Poor Evaluation Performance in PPO

Question

Poor Evaluation Performance in PPO

Opened this issue 8 months ago · 5 comments

sdpkjc commented 8 months ago

Problem Description

I have been encountering an issue with the poor evaluation performance when using the PPO model from HuggingFace.

https://huggingface.co/cleanrl/Hopper-v4-ppo_continuous_action-seed1

mean_reward on Hopper-v4 3.83 +/- 5.28

Upon inspecting the TensorBoard curves provided within the HuggingFace repository, the roll-out data appeared to be normal, which has left me somewhat puzzled.

To determine whether this was a result of randomness, I ran experiments with three different random seeds. Certainly, the evaluation performance remained consistently poor across all these different runs. To probe further, I performed a full-course evaluation experiment on the PPO model, again with three different random seeds. Intriguingly, the evaluation performance began normal but then considerably depreciated over time.

This situation eerily resembles an overfitting issue, although that seemed improbable since I tried to rule out data correlation by running a parallel experiment across four environments. Yet, the poor evaluation performance persisted.

I would appreciate any insights into this issue or possible suggestions towards resolving it.

Checklist

I have installed dependencies via poetry install (see CleanRL's installation guideline.
I have checked that there is no similar issue in the repo.
I have checked the documentation site and found not relevant information in GitHub issues.

Current Behavior

Expected Behavior

Possible Solution

Steps to Reproduce

Answer 1 · 2023-10-17T15:52:35.000Z

My bad for not looking closely in #423. I think the issue is that the normalize wrappers have states which are not saved. See #310 (comment)

Answer 2 · 2023-10-17T16:23:59.000Z

Thank you so much for your response, this indeed is an intriguing issue. I have gone through #310 and it makes sense that we need to save obs_rms and return_rms.

However, pickling and uploading them directly on HuggingFace might not be the most elegant solution, not to mention we would need to modify the enjoy.py workflow.

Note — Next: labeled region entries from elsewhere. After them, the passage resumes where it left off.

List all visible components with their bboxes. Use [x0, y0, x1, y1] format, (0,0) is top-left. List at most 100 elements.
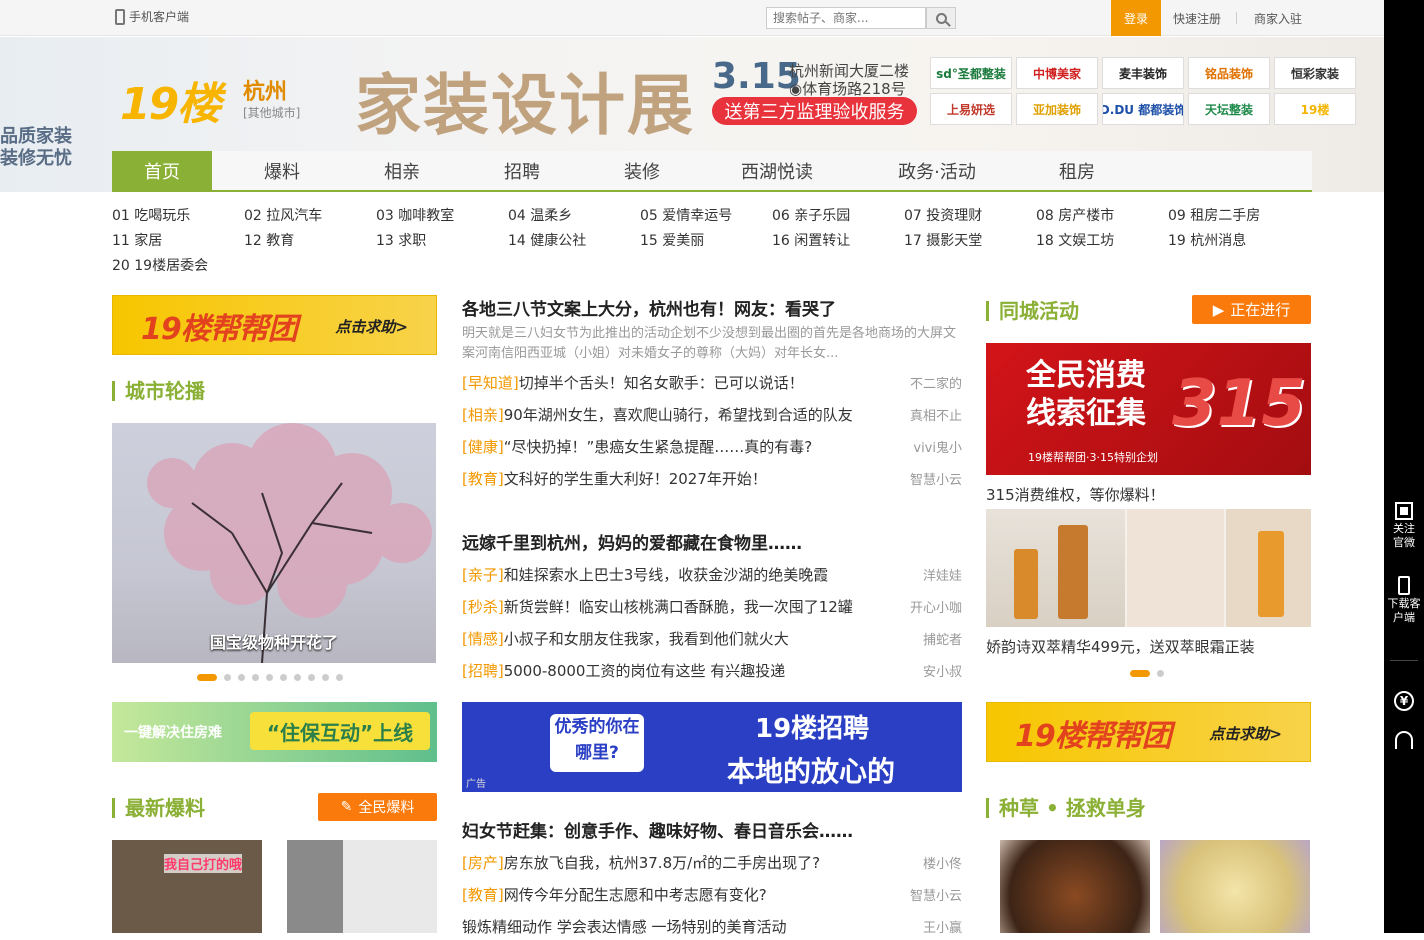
- brand-logo[interactable]: 中博美家: [1016, 57, 1098, 89]
- news-row[interactable]: [秒杀]新货尝鲜！临安山核桃满口香酥脆，我一次囤了12罐 开心小咖: [462, 596, 962, 620]
- carousel-dot[interactable]: [280, 674, 287, 681]
- search-button[interactable]: [926, 7, 956, 29]
- brand-logo[interactable]: 天坛整装: [1188, 93, 1270, 125]
- site-logo[interactable]: 19楼: [120, 68, 221, 132]
- sub-nav-item[interactable]: 03 咖啡教室: [376, 205, 454, 225]
- sub-nav-item[interactable]: 14 健康公社: [508, 230, 586, 250]
- help-group-banner-right[interactable]: 19楼帮帮团 点击求助>: [986, 702, 1311, 762]
- city-carousel[interactable]: 国宝级物种开花了: [112, 423, 436, 663]
- ongoing-button[interactable]: ▶ 正在进行: [1192, 295, 1311, 324]
- news-row[interactable]: [健康]“尽快扔掉！”患癌女生紧急提醒……真的有毒? vivi鬼小: [462, 436, 962, 460]
- latest-thumb-2[interactable]: [287, 840, 437, 933]
- brand-logo[interactable]: 上易妍选: [930, 93, 1012, 125]
- nav-item[interactable]: 相亲: [342, 151, 462, 190]
- carousel-dot[interactable]: [197, 674, 217, 681]
- news-row[interactable]: [教育]文科好的学生重大利好！2027年开始！ 智慧小云: [462, 468, 962, 492]
- housing-banner[interactable]: 一键解决住房难 “住保互动”上线: [112, 702, 437, 762]
- news-author[interactable]: 开心小咖: [910, 597, 962, 616]
- news-author[interactable]: 王小赢: [923, 917, 962, 936]
- sub-nav-item[interactable]: 13 求职: [376, 230, 426, 250]
- news-author[interactable]: 智慧小云: [910, 885, 962, 904]
- carousel-dot[interactable]: [238, 674, 245, 681]
- product-image[interactable]: [986, 509, 1311, 627]
- brand-logo[interactable]: sd°圣都整装: [930, 57, 1012, 89]
- carousel-dot[interactable]: [266, 674, 273, 681]
- nav-item[interactable]: 政务·活动: [862, 151, 1012, 190]
- nav-item[interactable]: 西湖悦读: [702, 151, 852, 190]
- carousel-dot[interactable]: [294, 674, 301, 681]
- nav-item[interactable]: 爆料: [222, 151, 342, 190]
- headline-2[interactable]: 远嫁千里到杭州，妈妈的爱都藏在食物里……: [462, 529, 802, 554]
- mobile-client-link[interactable]: 手机客户端: [115, 8, 189, 25]
- download-client-button[interactable]: 下载客户端: [1384, 576, 1424, 625]
- sub-nav-item[interactable]: 02 拉风汽车: [244, 205, 322, 225]
- yen-button[interactable]: ¥: [1384, 691, 1424, 711]
- news-row[interactable]: [房产]房东放飞自我，杭州37.8万/㎡的二手房出现了? 楼小佟: [462, 852, 962, 876]
- sub-nav-item[interactable]: 06 亲子乐园: [772, 205, 850, 225]
- help-group-banner[interactable]: 19楼帮帮团 点击求助>: [112, 295, 437, 355]
- news-author[interactable]: 洋娃娃: [923, 565, 962, 584]
- search-input[interactable]: [766, 7, 926, 29]
- news-author[interactable]: 安小叔: [923, 661, 962, 680]
- report-button[interactable]: ✎ 全民爆料: [318, 793, 437, 821]
- recruit-banner[interactable]: 优秀的你在哪里? 19楼招聘 本地的放心的 广告: [462, 702, 962, 792]
- sub-nav-item[interactable]: 11 家居: [112, 230, 162, 250]
- news-author[interactable]: 智慧小云: [910, 469, 962, 488]
- support-button[interactable]: [1384, 731, 1424, 749]
- other-city-link[interactable]: [其他城市]: [243, 104, 300, 121]
- sub-nav-item[interactable]: 08 房产楼市: [1036, 205, 1114, 225]
- food-thumb-2[interactable]: [1160, 840, 1310, 933]
- news-row[interactable]: [招聘]5000-8000工资的岗位有这些 有兴趣投递 安小叔: [462, 660, 962, 684]
- follow-official-button[interactable]: 关注官微: [1384, 502, 1424, 550]
- sub-nav-item[interactable]: 07 投资理财: [904, 205, 982, 225]
- news-author[interactable]: 楼小佟: [923, 853, 962, 872]
- news-author[interactable]: 捕蛇者: [923, 629, 962, 648]
- login-button[interactable]: 登录: [1111, 0, 1161, 36]
- news-author[interactable]: vivi鬼小: [913, 437, 962, 456]
- sub-nav-item[interactable]: 17 摄影天堂: [904, 230, 982, 250]
- brand-logo[interactable]: 麦丰装饰: [1102, 57, 1184, 89]
- brand-logo[interactable]: 亚加装饰: [1016, 93, 1098, 125]
- carousel-dot[interactable]: [308, 674, 315, 681]
- sub-nav-item[interactable]: 15 爱美丽: [640, 230, 704, 250]
- brand-logo[interactable]: D.DU 都都装饰: [1102, 93, 1184, 125]
- carousel-dot[interactable]: [336, 674, 343, 681]
- brand-logo[interactable]: 铭品装饰: [1188, 57, 1270, 89]
- promo-caption[interactable]: 315消费维权，等你爆料！: [986, 484, 1165, 505]
- sub-nav-item[interactable]: 04 温柔乡: [508, 205, 572, 225]
- sub-nav-item[interactable]: 19 杭州消息: [1168, 230, 1246, 250]
- side-promo[interactable]: 品质家装 装修无忧: [0, 126, 72, 170]
- carousel-dot[interactable]: [1157, 670, 1164, 677]
- news-row[interactable]: [教育]网传今年分配生志愿和中考志愿有变化? 智慧小云: [462, 884, 962, 908]
- sub-nav-item[interactable]: 09 租房二手房: [1168, 205, 1260, 225]
- news-row[interactable]: 锻炼精细动作 学会表达情感 一场特别的美育活动 王小赢: [462, 916, 962, 940]
- headline-1[interactable]: 各地三八节文案上大分，杭州也有！网友：看哭了: [462, 295, 836, 320]
- nav-item[interactable]: 租房: [1002, 151, 1152, 190]
- news-author[interactable]: 真相不止: [910, 405, 962, 424]
- sub-nav-item[interactable]: 01 吃喝玩乐: [112, 205, 190, 225]
- sub-nav-item[interactable]: 12 教育: [244, 230, 294, 250]
- product-caption[interactable]: 娇韵诗双萃精华499元，送双萃眼霜正装: [986, 636, 1255, 657]
- news-row[interactable]: [亲子]和娃探索水上巴士3号线，收获金沙湖的绝美晚霞 洋娃娃: [462, 564, 962, 588]
- carousel-dot[interactable]: [252, 674, 259, 681]
- sub-nav-item[interactable]: 18 文娱工坊: [1036, 230, 1114, 250]
- merchant-join-link[interactable]: 商家入驻: [1254, 10, 1302, 27]
- sub-nav-item[interactable]: 05 爱情幸运号: [640, 205, 732, 225]
- news-row[interactable]: [相亲]90年湖州女生，喜欢爬山骑行，希望找到合适的队友 真相不止: [462, 404, 962, 428]
- sub-nav-item[interactable]: 20 19楼居委会: [112, 255, 208, 275]
- latest-thumb-1[interactable]: 我自己打的哦: [112, 840, 262, 933]
- nav-item[interactable]: 首页: [112, 151, 212, 190]
- carousel-dot[interactable]: [224, 674, 231, 681]
- consumer-rights-banner[interactable]: 全民消费 线索征集 315 19楼帮帮团·3·15特别企划: [986, 343, 1311, 475]
- headline-3[interactable]: 妇女节赶集：创意手作、趣味好物、春日音乐会……: [462, 817, 853, 842]
- nav-item[interactable]: 装修: [582, 151, 702, 190]
- brand-logo[interactable]: 恒彩家装: [1274, 57, 1356, 89]
- news-row[interactable]: [早知道]切掉半个舌头！知名女歌手：已可以说话！ 不二家的: [462, 372, 962, 396]
- news-author[interactable]: 不二家的: [910, 373, 962, 392]
- banner-title[interactable]: 家装设计展: [355, 52, 695, 148]
- sub-nav-item[interactable]: 16 闲置转让: [772, 230, 850, 250]
- carousel-dot[interactable]: [322, 674, 329, 681]
- nav-item[interactable]: 招聘: [462, 151, 582, 190]
- news-row[interactable]: [情感]小叔子和女朋友住我家，我看到他们就火大 捕蛇者: [462, 628, 962, 652]
- carousel-dot[interactable]: [1130, 670, 1150, 677]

I am considering that since these are part of what the agent has learnt, we could save these two values within the agent object itself. This way, when saving, they can be pickled along with the cleanrl_model file, and would make the restoration process more efficient.

class Agent(nn.Module):
    def __init__(self, envs):
        super().__init__()
        self.critic = nn.Sequential(
            layer_init(nn.Linear(np.array(envs.single_observation_space.shape).prod(), 64)),
            nn.Tanh(),
            layer_init(nn.Linear(64, 64)),
            nn.Tanh(),
            layer_init(nn.Linear(64, 1), std=1.0),
        )
        self.actor_mean = nn.Sequential(
            layer_init(nn.Linear(np.array(envs.single_observation_space.shape).prod(), 64)),
            nn.Tanh(),
            layer_init(nn.Linear(64, 64)),
            nn.Tanh(),
            layer_init(nn.Linear(64, np.prod(envs.single_action_space.shape)), std=0.01),
        )
        self.actor_logstd = nn.Parameter(torch.zeros(1, np.prod(envs.single_action_space.shape)))
        
        self.env_obs_rms = envs.envs[0].obs_rms
        self.env_return_rms = envs.envs[0].return_rms

    def get_value(self, x):
        return self.critic(x)

    def get_action_and_value(self, x, action=None):
        action_mean = self.actor_mean(x)
        action_logstd = self.actor_logstd.expand_as(action_mean)
        action_std = torch.exp(action_logstd)
        probs = Normal(action_mean, action_std)
        if action is None:
            action = probs.sample()
        return action, probs.log_prob(action).sum(1), probs.entropy().sum(1), self.critic(x)

There is also the question of whether only saving obs_rms and return_rms for the first environment is sufficient for multiple parallel environments.

Answer 3 · 2023-10-17T19:24:38.000Z

Alternatively, we could just implement the normalize wrappers ourselves: https://github.com/openai/phasic-policy-gradient/blob/7295473f0185c82f9eb9c1e17a373135edd8aacc/phasic_policy_gradient/reward_normalizer.py#L8-L39

Answer 4 · 2023-12-07T19:20:52.000Z

I want to confirm whether we need to save the NormalizeReward_wrapper. If we don't save it, our policy won't be able to continue training after being downloaded and can only be used without further training. Saving it requires adding both NormalizeObservation_wrapper and NormalizeReward_wrapper to the code, which could make our single-file implementation overly lengthy.

Answer 5 · 2023-12-07T20:26:43.000Z

Yeah so that's a bit unfortunate. I guess an alternative is to load the states in the normalize wrappers along with the saved model.